Understanding the Gift Tax
One of the major driving factors that drove me to save and invest was trying to make life easier for my heirs than it was for me. I worked a night job as early as high school, worked my way through college, and scrimped, saved, and denied myself many of the basic pleasures of life early in my career.
I never wanted that for my kids. Some people have told me “Those experiences made you who you are”, but the flip side of that is that this is extremely hard to do, and certainly would prevent many people from finishing college. So, I didn’t want to take that risk. I think most parents look to give their kids a better life than they themselves had.
Here’s the thing, though. I hope to live another 30 years. My college-age son is 20. I am sure he could use money from me well before he turns 50. So, I began to investigate ways to transfer money to him over time.
One of the first obstacles I encountered was the gift tax. The gift tax is a tax on the transfer of property by one individual to another while receiving nothing, or less than full value, in return. The tax applies whether or not the donor intends the transfer to be a gift.
The gift tax applies to the transfer by gift of any type of property. You make a gift if you give property (including money), or the use of or income from property, without expecting to receive something of at least equal value in return. If you sell something at less than its full value or if you make an interest-free or reduced-interest loan, you may be making a gift.
Gift Tax Rules and Exceptions
The Internal Revenue Service (IRS) sets the exceptions and annual limits on how much you can give before taxes are applicable on the gift. From the IRS:
“The general rule is that any gift is a taxable gift. However, there are many exceptions to this rule. Generally, the following gifts are not taxable gifts.
- Gifts that are not more than the annual exclusion for the calendar year.

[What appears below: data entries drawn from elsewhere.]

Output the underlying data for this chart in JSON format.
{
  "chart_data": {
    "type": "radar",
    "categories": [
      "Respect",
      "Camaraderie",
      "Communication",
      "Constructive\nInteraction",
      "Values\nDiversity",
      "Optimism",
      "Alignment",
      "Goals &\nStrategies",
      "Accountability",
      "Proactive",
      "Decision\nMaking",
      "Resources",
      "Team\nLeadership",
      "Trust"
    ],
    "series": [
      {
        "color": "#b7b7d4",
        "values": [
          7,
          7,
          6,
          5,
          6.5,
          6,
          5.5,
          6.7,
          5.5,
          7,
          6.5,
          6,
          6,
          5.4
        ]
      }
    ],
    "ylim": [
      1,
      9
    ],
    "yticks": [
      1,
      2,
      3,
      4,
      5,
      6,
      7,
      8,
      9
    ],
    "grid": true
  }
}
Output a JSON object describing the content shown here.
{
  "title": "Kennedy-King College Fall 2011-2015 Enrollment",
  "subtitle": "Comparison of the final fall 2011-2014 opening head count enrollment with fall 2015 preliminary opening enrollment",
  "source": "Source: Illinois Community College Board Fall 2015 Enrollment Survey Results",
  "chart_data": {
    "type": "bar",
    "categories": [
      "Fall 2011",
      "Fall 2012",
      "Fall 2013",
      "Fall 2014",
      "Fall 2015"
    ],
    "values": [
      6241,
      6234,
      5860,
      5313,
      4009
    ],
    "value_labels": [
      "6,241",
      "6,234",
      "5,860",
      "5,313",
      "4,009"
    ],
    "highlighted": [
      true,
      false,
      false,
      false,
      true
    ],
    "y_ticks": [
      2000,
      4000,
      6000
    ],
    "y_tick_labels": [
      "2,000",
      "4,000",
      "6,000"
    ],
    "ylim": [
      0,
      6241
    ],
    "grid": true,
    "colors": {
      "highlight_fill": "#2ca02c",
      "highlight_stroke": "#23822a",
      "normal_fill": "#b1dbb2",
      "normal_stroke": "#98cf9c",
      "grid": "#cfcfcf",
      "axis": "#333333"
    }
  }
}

- Tuition or medical expenses you pay for someone (the educational and medical exclusions).
- Gifts to your spouse.
- Gifts to a political organization for its use.
In addition to this, gifts to qualifying charities are deductible from the value of the gift(s) made.”
Annual Exclusions
If you have a substantial estate and you are trying to transfer it to your heirs over time, be aware of the annual gift tax limits:
Year of Gift Annual Exclusion per Donee 2011 through 2012 $13,000 2013 through 2017 $14,000 2018 through 2021 $15,000 2022 $16,000
2023 $17,000
For a while, I thought that was the end of the story. This year I could transfer $16,000 to my son, and anything beyond that would be taxable. In fact, in the above-referenced page from the IRS, they don’t indicate any other exceptions to this rule. But there is a big one.
The Big Exclusion
Although I had read several IRS publications on the annual gift tax limit, it was only last week that I learned about the lifetime gift tax exclusion. This is the amount you are allowed to give away tax free over your lifetime above the annual gift tax exclusion limit. It turns out that’s a big number — $12.92 million in 2023, or $24.12 million for married couples.
This lifetime exclusion is shared with the estate tax, so it reduces the amount you can leave to your heirs tax-free when you die. For most of us, that won’t be a problem due to the very high limit.
However, if you do go above the annual gift tax exclusion limit, you have to file this with the IRS so they can keep track of the exclusion versus the lifetime limit. The IRS calls this a “unified credit.”
One final thing to note, which once again applies to very few of us. The current limit was put in place with the passage of the Tax Cuts and Jobs Act (TCJA). It only applies to tax years up to 2025, at which point it will revert back to a lifetime limit of $5.49 million.
Congress may take action to extend the limit, but at least for now, if you have an estate larger than this and want to get it into the hands of your heirs, you may want to make plans to do that before 2025.